Psychological first aid
While physical first aid reduces body pain from an injury, psychological first aid is a way to ease the painful range of emotions and responses of people to high stress situations. Ways to help you lower stress in yourself and others follow below.
•  Doing what you can to keep yourself safe from getting COVID-19 can put your mind more at ease. This means wearing a mask in public places; washing your hands a lot; covering your cough; staying 6 feet away from others when not at home; staying home when you are sick; and getting vaccinated when able. Following COVID-19 health and safety recommendations from trusted local and state health professionals helps to reduce fear, stress, and misinformation, and improves community safety.
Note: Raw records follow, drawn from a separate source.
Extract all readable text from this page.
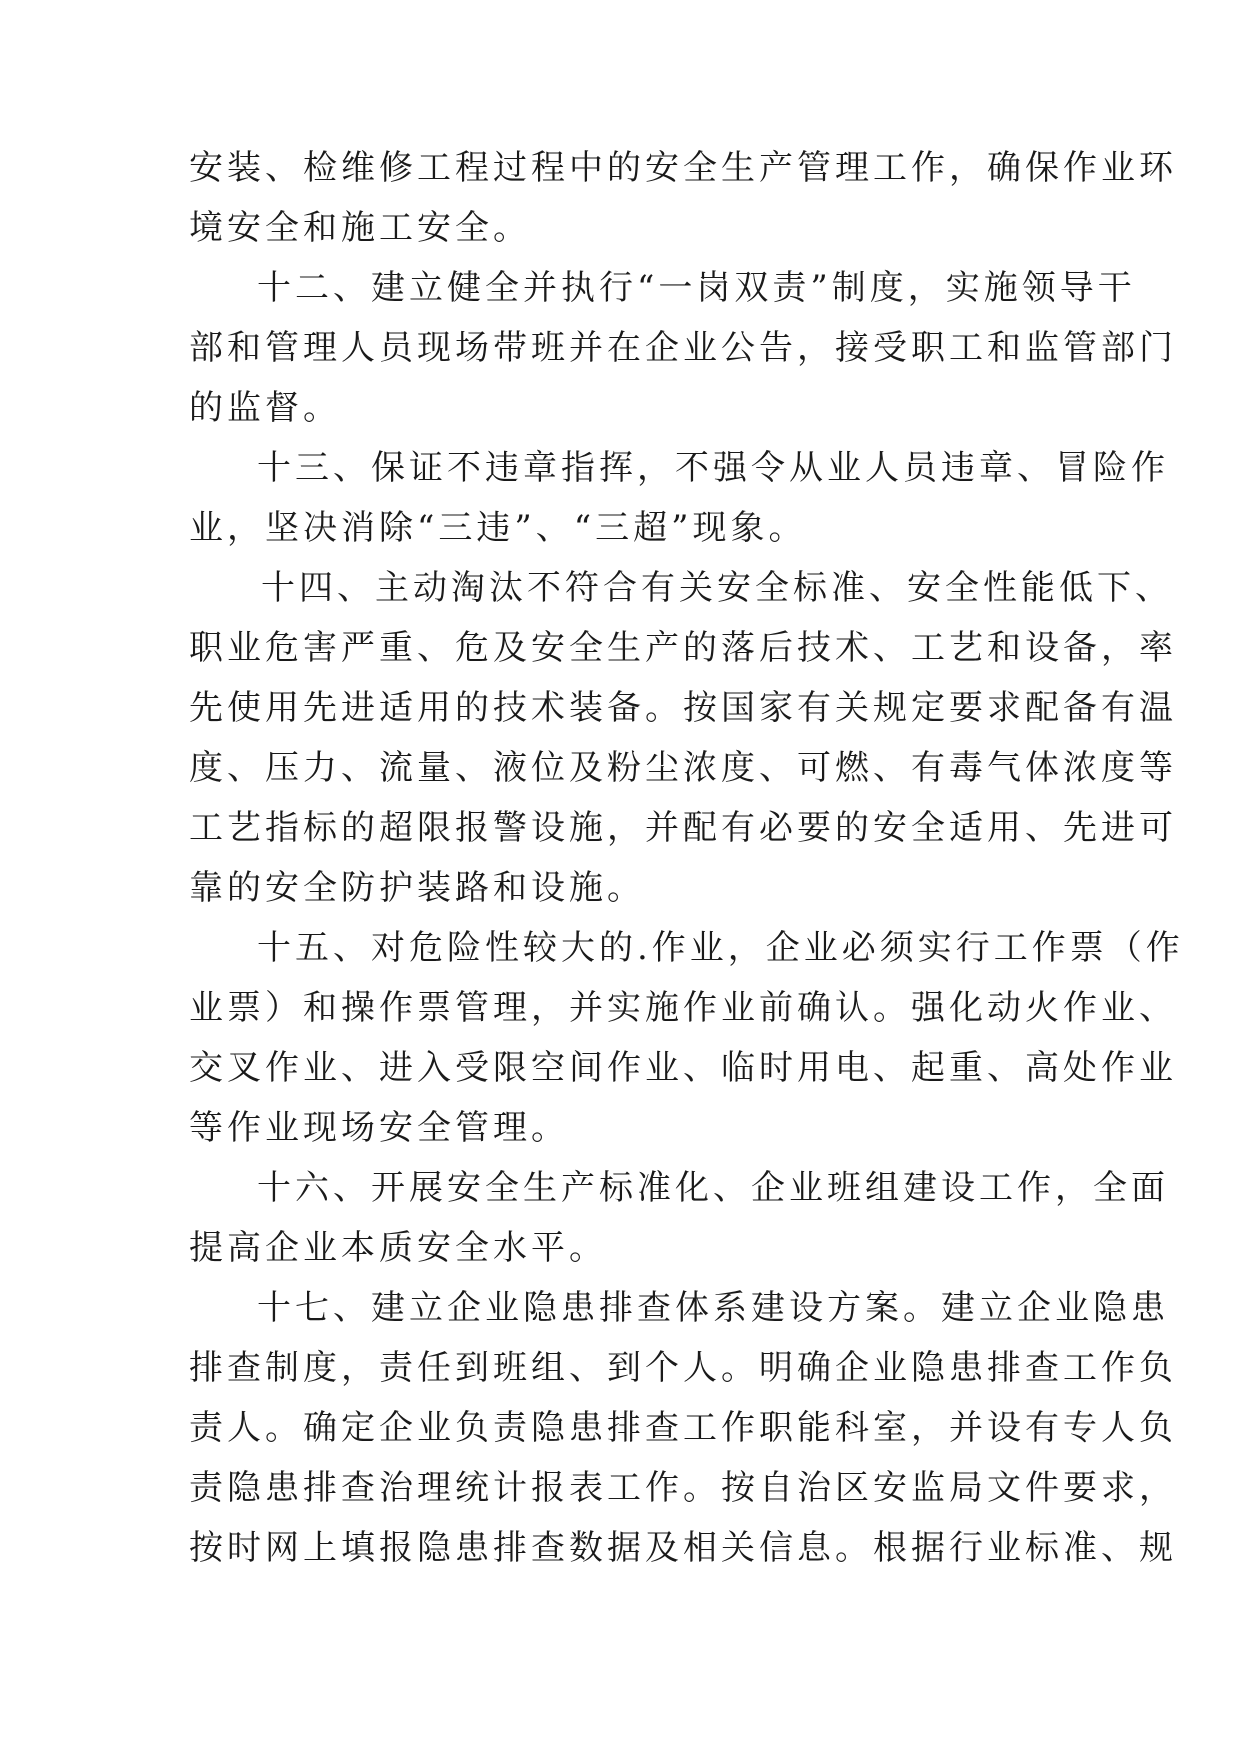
安装、检维修工程过程中的安全生产管理工作，确保作业环
境安全和施工安全。
十二、建立健全并执行“一岗双责”制度，实施领导干
部和管理人员现场带班并在企业公告，接受职工和监管部门
的监督。
十三、保证不违章指挥，不强令从业人员违章、冒险作
业，坚决消除“三违”、“三超”现象。
十四、主动淘汰不符合有关安全标准、安全性能低下、
职业危害严重、危及安全生产的落后技术、工艺和设备，率
先使用先进适用的技术装备。按国家有关规定要求配备有温
度、压力、流量、液位及粉尘浓度、可燃、有毒气体浓度等
工艺指标的超限报警设施，并配有必要的安全适用、先进可
靠的安全防护装路和设施。
十五、对危险性较大的.作业，企业必须实行工作票（作
业票）和操作票管理，并实施作业前确认。强化动火作业、
交叉作业、进入受限空间作业、临时用电、起重、高处作业
等作业现场安全管理。
十六、开展安全生产标准化、企业班组建设工作，全面
提高企业本质安全水平。
十七、建立企业隐患排查体系建设方案。建立企业隐患
排查制度，责任到班组、到个人。明确企业隐患排查工作负
责人。确定企业负责隐患排查工作职能科室，并设有专人负
责隐患排查治理统计报表工作。按自治区安监局文件要求，
按时网上填报隐患排查数据及相关信息。根据行业标准、规
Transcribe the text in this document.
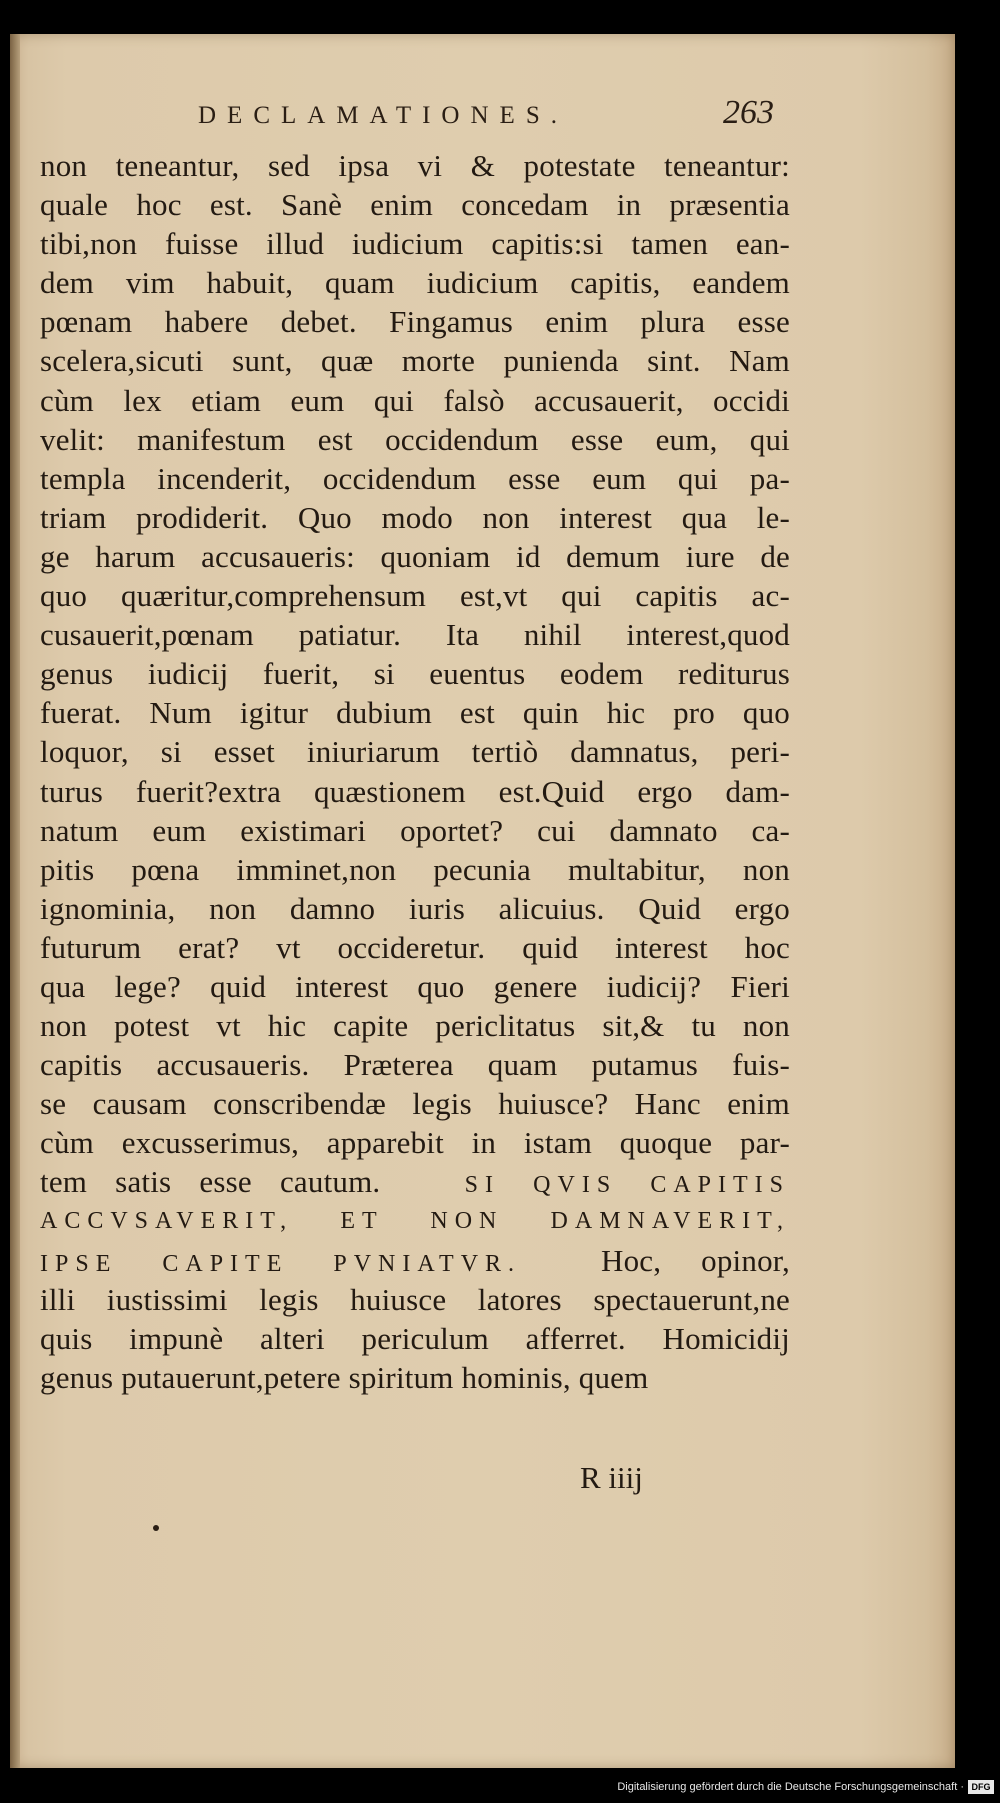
DECLAMATIONES.	263
non teneantur, sed ipsa vi & potestate teneantur:
quale hoc est. Sanè enim concedam in præsentia
tibi,non fuisse illud iudicium capitis:si tamen ean-
dem vim habuit, quam iudicium capitis, eandem
pœnam habere debet. Fingamus enim plura esse
scelera,sicuti sunt, quæ morte punienda sint. Nam
cùm lex etiam eum qui falsò accusauerit, occidi
velit: manifestum est occidendum esse eum, qui
templa incenderit, occidendum esse eum qui pa-
triam prodiderit. Quo modo non interest qua le-
ge harum accusaueris: quoniam id demum iure de
quo quæritur,comprehensum est,vt qui capitis ac-
cusauerit,pœnam patiatur. Ita nihil interest,quod
genus iudicij fuerit, si euentus eodem rediturus
fuerat. Num igitur dubium est quin hic pro quo
loquor, si esset iniuriarum tertiò damnatus, peri-
turus fuerit?extra quæstionem est.Quid ergo dam-
natum eum existimari oportet? cui damnato ca-
pitis pœna imminet,non pecunia multabitur, non
ignominia, non damno iuris alicuius. Quid ergo
futurum erat? vt occideretur. quid interest hoc
qua lege? quid interest quo genere iudicij? Fieri
non potest vt hic capite periclitatus sit,& tu non
capitis accusaueris. Præterea quam putamus fuis-
se causam conscribendæ legis huiusce? Hanc enim
cùm excusserimus, apparebit in istam quoque par-
tem satis esse cautum.	SI QVIS CAPITIS
ACCVSAVERIT, ET NON DAMNAVERIT,
IPSE CAPITE PVNIATVR.	Hoc, opinor,
illi iustissimi legis huiusce latores spectauerunt,ne
quis impunè alteri periculum afferret. Homicidij
genus putauerunt,petere spiritum hominis, quem
R iiij
Digitalisierung gefördert durch die Deutsche Forschungsgemeinschaft · DFG
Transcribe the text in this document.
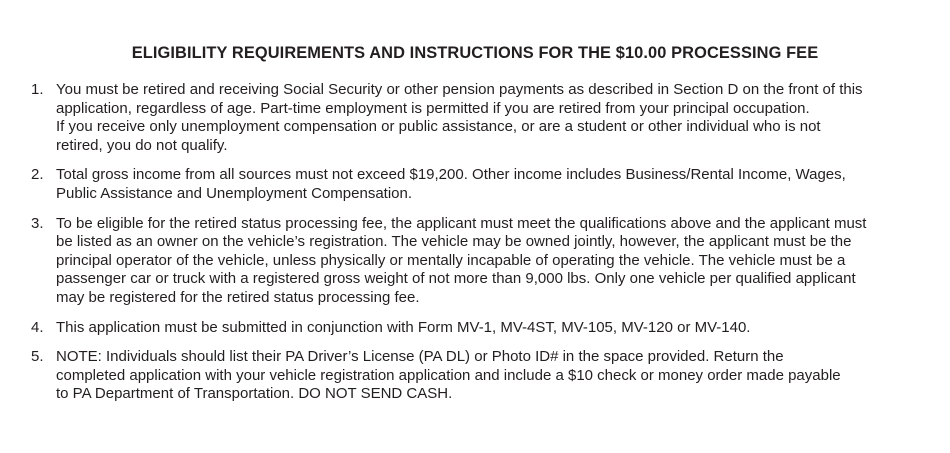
ELIGIBILITY REQUIREMENTS AND INSTRUCTIONS FOR THE $10.00 PROCESSING FEE
1. You must be retired and receiving Social Security or other pension payments as described in Section D on the front of this
application, regardless of age. Part-time employment is permitted if you are retired from your principal occupation.
If you receive only unemployment compensation or public assistance, or are a student or other individual who is not
retired, you do not qualify.
2. Total gross income from all sources must not exceed $19,200. Other income includes Business/Rental Income, Wages,
Public Assistance and Unemployment Compensation.
3. To be eligible for the retired status processing fee, the applicant must meet the qualifications above and the applicant must
be listed as an owner on the vehicle’s registration. The vehicle may be owned jointly, however, the applicant must be the
principal operator of the vehicle, unless physically or mentally incapable of operating the vehicle. The vehicle must be a
passenger car or truck with a registered gross weight of not more than 9,000 lbs. Only one vehicle per qualified applicant
may be registered for the retired status processing fee.
4. This application must be submitted in conjunction with Form MV-1, MV-4ST, MV-105, MV-120 or MV-140.
5. NOTE: Individuals should list their PA Driver’s License (PA DL) or Photo ID# in the space provided. Return the
completed application with your vehicle registration application and include a $10 check or money order made payable
to PA Department of Transportation. DO NOT SEND CASH.
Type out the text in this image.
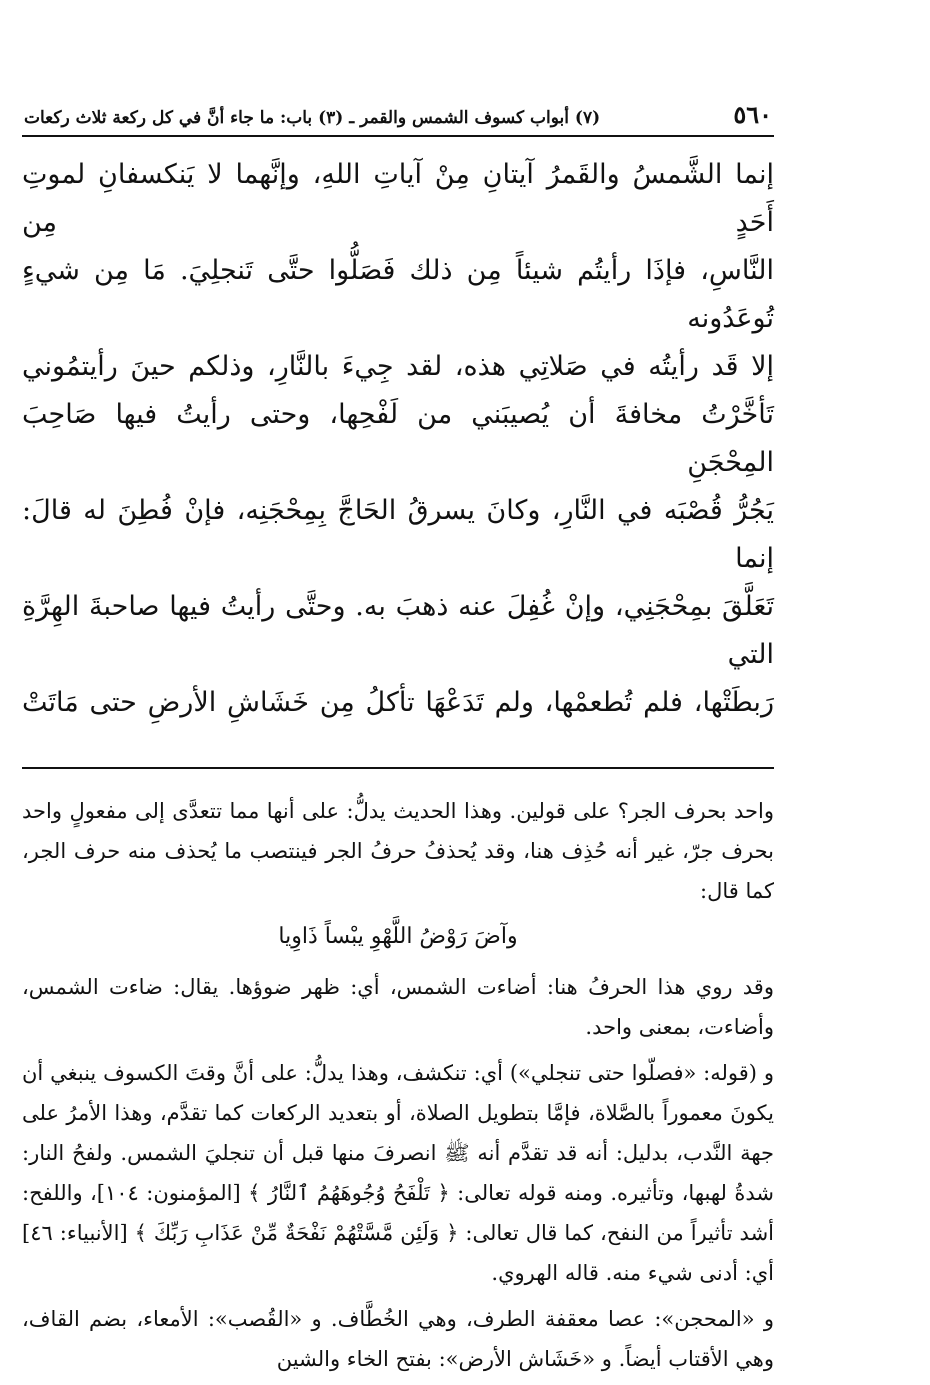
٥٦٠
(٧) أبواب كسوف الشمس والقمر ـ (٣) باب: ما جاء أنَّ في كل ركعة ثلاث ركعات

إنما الشَّمسُ والقَمرُ آيتانِ مِنْ آياتِ اللهِ، وإنَّهما لا يَنكسفانِ لموتِ أَحَدٍ مِن

النَّاسِ، فإذَا رأيتُم شيئاً مِن ذلك فَصَلُّوا حتَّى تَنجلِيَ. مَا مِن شيءٍ تُوعَدُونه

إلا قَد رأيتُه في صَلاتِي هذه، لقد جِيءَ بالنَّارِ، وذلكم حينَ رأيتمُوني

تَأخَّرْتُ مخافةَ أن يُصيبَني من لَفْحِها، وحتى رأيتُ فيها صَاحِبَ المِحْجَنِ

يَجُرُّ قُصْبَه في النَّارِ، وكانَ يسرقُ الحَاجَّ بِمِحْجَنِه، فإنْ فُطِنَ له قالَ: إنما

تَعَلَّقَ بمِحْجَنِي، وإنْ غُفِلَ عنه ذهبَ به. وحتَّى رأيتُ فيها صاحبةَ الهِرَّةِ التي

رَبطَتْها، فلم تُطعمْها، ولم تَدَعْهَا تأكلُ مِن خَشَاشِ الأرضِ حتى مَاتَتْ

واحد بحرف الجر؟ على قولين. وهذا الحديث يدلُّ: على أنها مما تتعدَّى إلى مفعولٍ واحد بحرف جرّ، غير أنه حُذِف هنا، وقد يُحذفُ حرفُ الجر فينتصب ما يُحذف منه حرف الجر، كما قال:

وآضَ رَوْضُ اللَّهْوِ يبْساً ذَاوِيا

وقد روي هذا الحرفُ هنا: أضاءت الشمس، أي: ظهر ضوؤها. يقال: ضاءت الشمس، وأضاءت، بمعنى واحد.

و (قوله: «فصلّوا حتى تنجلي») أي: تنكشف، وهذا يدلُّ: على أنَّ وقتَ الكسوف ينبغي أن يكونَ معموراً بالصَّلاة، فإمَّا بتطويل الصلاة، أو بتعديد الركعات كما تقدَّم، وهذا الأمرُ على جهة النَّدب، بدليل: أنه قد تقدَّم أنه ﷺ انصرفَ منها قبل أن تنجليَ الشمس. ولفحُ النار: شدةُ لهبها، وتأثيره. ومنه قوله تعالى: ﴿ تَلْفَحُ وُجُوهَهُمُ ٱلنَّارُ ﴾ [المؤمنون: ١٠٤]، واللفح: أشد تأثيراً من النفح، كما قال تعالى: ﴿ وَلَئِن مَّسَّتْهُمْ نَفْحَةٌ مِّنْ عَذَابِ رَبِّكَ ﴾ [الأنبياء: ٤٦] أي: أدنى شيء منه. قاله الهروي.

و «المحجن»: عصا معقفة الطرف، وهي الخُطَّاف. و «القُصب»: الأمعاء، بضم القاف، وهي الأقتاب أيضاً. و «خَشَاش الأرض»: بفتح الخاء والشين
•  Stick to your normal day-to-day activities and routines as much as possible. Eat healthy; exercise; avoid nicotine, alcohol, and illegal drugs; do things that give you joy and make you laugh; and try to get enough sleep. Learn and practice ways to cope, such as deep breathing; forming positive mental images (visualizations); and muscle relaxation. Talk to a mental health professional if your stress level seems like more than you can handle.
•  Connect with a free, trained crisis counselor 24/7, every day of the year at the Disaster Distress Helpline: 800-985-5990, or text TalkWithUs to 66746. Calls are private. Counselors are multilingual.
o  Stress is reduced during a crisis when we can connect with your friends and loved ones. Staying connected with supportive family members and friends can bring a sense of comfort and stability. Talking through concerns, thoughts, and feelings with others can also help us find useful ways of thinking about or dealing with a stressful situation. Reach out to family and friends by phone, text, or other virtual methods.
Empowerment and self-efficacy
•  You can reduce your stress by taking positive steps to protect yourself and your loved ones. Control time spent paying attention to news and social media about COVID-19. While it is important to stay aware of the situation, too much information will keep you in a heightened state of stress. Instead, focus on the positive things in your life and take action to control the things that you can. Develop a COVID-19 disaster kit so that you will have the supplies you need if you or loved ones become ill.